Step What to do Timeline
1 Request NIE via consulate / power of attorney / Spain trip 1-6 weeks
2 Open bank account at Spanish bank as non-resident 1-2 weeks
3 House-hunting (ideally with Spanish agent specialised in US clients) 1-6 months
4 Sign arras contract (10% of operation, binding) Same day
5 Mortgage application with apostilled and translated US package 4-8 weeks
6 Official appraisal commissioned by bank 1-2 weeks
7 Binding offer from bank (FIPER and FEIN under Law 5/2019) 1 day
8 Mandatory reflection period of 10 natural days before signing 10 days
9 Pre-notarial act before notary (declaration of understanding of clauses) 1 day
10 Signing of deed of sale + mortgage deed before notary Same day
11 Tax payment (ITP or VAT + AJD) and gestoría 30 days
12 Land Registry registration 30-90 days

Total timeline: 4-8 months from start.

Associated costs (orientative on purchase price)

Concept Approximate %
ITP or VAT (purchase tax) 6-10% (varies by region and new build vs second hand)
AJD (Documented Legal Acts — if mortgage) 0.5-1.5%
Notary 0.1-0.5%
Land Registry 0.1-0.3%
Gestoría €300-500
Appraisal €200-400
Mortgage opening 0.5-1% of financed amount
Bank commission Variable
Total costs on price 10-14%

Budget this extra margin on the purchase price when planning savings.

Cash purchase (no mortgage)

If buying for cash, the process simplifies: no bank, no official appraisal nor reflection period. But the Spanish bank is still necessary to open a current account from which funds are transferred to the notary.

Anti-money-laundering banks (Law 10/2010) will require justification of source of funds with the same documentation as mortgage: US 1040s, brokerage statements, etc. — apostilled and sworn-translated.

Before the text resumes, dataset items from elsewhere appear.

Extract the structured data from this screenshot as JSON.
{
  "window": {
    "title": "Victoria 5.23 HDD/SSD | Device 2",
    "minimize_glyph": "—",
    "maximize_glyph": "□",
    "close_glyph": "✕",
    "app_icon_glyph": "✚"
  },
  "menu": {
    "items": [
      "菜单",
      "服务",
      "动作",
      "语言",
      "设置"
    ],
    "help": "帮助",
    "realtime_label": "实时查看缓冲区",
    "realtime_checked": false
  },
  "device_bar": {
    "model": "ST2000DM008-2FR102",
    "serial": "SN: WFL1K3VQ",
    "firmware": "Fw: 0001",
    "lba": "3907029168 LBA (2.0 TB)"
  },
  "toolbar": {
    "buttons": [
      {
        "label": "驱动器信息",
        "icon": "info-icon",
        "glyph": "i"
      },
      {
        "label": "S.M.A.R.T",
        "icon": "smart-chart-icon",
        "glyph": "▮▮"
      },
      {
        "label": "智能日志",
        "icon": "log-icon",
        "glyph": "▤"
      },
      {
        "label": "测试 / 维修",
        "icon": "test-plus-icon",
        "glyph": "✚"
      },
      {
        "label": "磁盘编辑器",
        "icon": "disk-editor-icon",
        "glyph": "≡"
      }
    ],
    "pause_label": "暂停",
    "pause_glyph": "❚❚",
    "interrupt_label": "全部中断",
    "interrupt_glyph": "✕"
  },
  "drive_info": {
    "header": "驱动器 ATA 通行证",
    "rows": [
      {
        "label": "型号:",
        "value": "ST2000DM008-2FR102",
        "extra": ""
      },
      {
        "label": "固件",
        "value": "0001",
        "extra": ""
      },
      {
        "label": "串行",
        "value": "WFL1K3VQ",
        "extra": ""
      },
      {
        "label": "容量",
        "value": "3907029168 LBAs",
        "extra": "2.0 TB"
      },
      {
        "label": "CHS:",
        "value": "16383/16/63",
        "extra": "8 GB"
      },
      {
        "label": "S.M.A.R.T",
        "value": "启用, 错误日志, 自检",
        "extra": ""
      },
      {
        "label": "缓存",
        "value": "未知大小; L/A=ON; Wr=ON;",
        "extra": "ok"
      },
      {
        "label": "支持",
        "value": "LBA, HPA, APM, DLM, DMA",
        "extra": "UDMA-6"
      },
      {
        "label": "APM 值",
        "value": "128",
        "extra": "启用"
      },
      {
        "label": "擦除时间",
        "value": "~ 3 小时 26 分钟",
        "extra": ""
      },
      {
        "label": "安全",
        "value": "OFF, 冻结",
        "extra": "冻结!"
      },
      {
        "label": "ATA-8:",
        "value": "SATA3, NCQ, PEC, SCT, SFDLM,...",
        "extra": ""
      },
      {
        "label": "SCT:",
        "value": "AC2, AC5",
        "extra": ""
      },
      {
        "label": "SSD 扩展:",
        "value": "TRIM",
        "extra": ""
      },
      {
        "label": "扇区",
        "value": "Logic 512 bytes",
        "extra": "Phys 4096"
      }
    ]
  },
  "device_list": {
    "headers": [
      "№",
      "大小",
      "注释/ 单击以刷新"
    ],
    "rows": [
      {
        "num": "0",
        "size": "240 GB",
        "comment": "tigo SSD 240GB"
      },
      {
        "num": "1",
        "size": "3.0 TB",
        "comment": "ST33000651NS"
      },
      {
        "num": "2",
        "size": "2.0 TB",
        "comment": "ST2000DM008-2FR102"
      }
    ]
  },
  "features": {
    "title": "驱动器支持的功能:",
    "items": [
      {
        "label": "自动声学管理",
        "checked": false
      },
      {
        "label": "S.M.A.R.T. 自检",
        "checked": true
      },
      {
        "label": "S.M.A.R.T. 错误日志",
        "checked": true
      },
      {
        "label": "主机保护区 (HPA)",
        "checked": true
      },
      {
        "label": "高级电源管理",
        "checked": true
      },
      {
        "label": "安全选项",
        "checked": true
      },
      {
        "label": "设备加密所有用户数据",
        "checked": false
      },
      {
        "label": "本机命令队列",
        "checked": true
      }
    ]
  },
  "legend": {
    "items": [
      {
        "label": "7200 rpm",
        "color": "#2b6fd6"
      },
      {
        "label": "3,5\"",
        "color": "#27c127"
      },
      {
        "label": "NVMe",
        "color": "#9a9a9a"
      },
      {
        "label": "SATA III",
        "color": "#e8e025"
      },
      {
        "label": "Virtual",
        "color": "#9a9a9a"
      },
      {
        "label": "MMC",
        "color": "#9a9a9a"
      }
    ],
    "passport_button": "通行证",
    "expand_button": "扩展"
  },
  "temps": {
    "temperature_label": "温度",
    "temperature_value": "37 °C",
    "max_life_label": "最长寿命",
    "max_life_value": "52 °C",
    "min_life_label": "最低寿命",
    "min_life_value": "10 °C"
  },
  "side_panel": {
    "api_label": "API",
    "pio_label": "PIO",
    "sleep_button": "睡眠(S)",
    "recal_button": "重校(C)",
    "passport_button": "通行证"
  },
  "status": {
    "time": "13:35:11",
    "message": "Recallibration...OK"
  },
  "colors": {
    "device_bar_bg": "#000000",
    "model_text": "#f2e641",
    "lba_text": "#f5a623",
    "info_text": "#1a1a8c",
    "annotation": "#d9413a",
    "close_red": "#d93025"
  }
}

The Spanish notary: what they need translated

The Spanish notary is a public official with legal responsibility for the transaction. They need to identify the parties and verify conditions. For a US buyer, the notary expects to see translated:

  • Passport (biographic page).
  • NIE.
  • Power of attorney if purchase is by representation (common if buyer doesn't travel for signing).
  • Marriage certificate if buying jointly and wanting to reflect the US economic regime.
  • Pre-nuptial agreement (if any) — affects the registered economic regime.
  • Source of funds documents if notary requests for AML (rare but possible for large operations).

Common mistakes we see

  1. No NIE when signing arras. Some buyers sign arras before having NIE and then don't make it to deed signing in time. Request NIE from day one, before even making offers.
  2. Pre-nuptial agreement not translated. If the US married buyer has a pre-nup, the US economic regime affects the Spanish property title. The notary wants to see it translated.
  3. Confusing US certified translation with Spanish sworn translation. An ATA-certified translation is not valid in Spain. Only MAEC-accredited sworn translation counts.
  4. Underestimating non-resident mortgage timeline. If your purchase deadline is tight, don't assume the bank will approve in 2 weeks. Plan 6-8 weeks.
  5. Not apostilling solvency documentation. Some banks require apostille of federal 1040 — depends on bank. If yours does and you don't have it, you'll have to apostille (federal Department of State) and re-translate including apostille.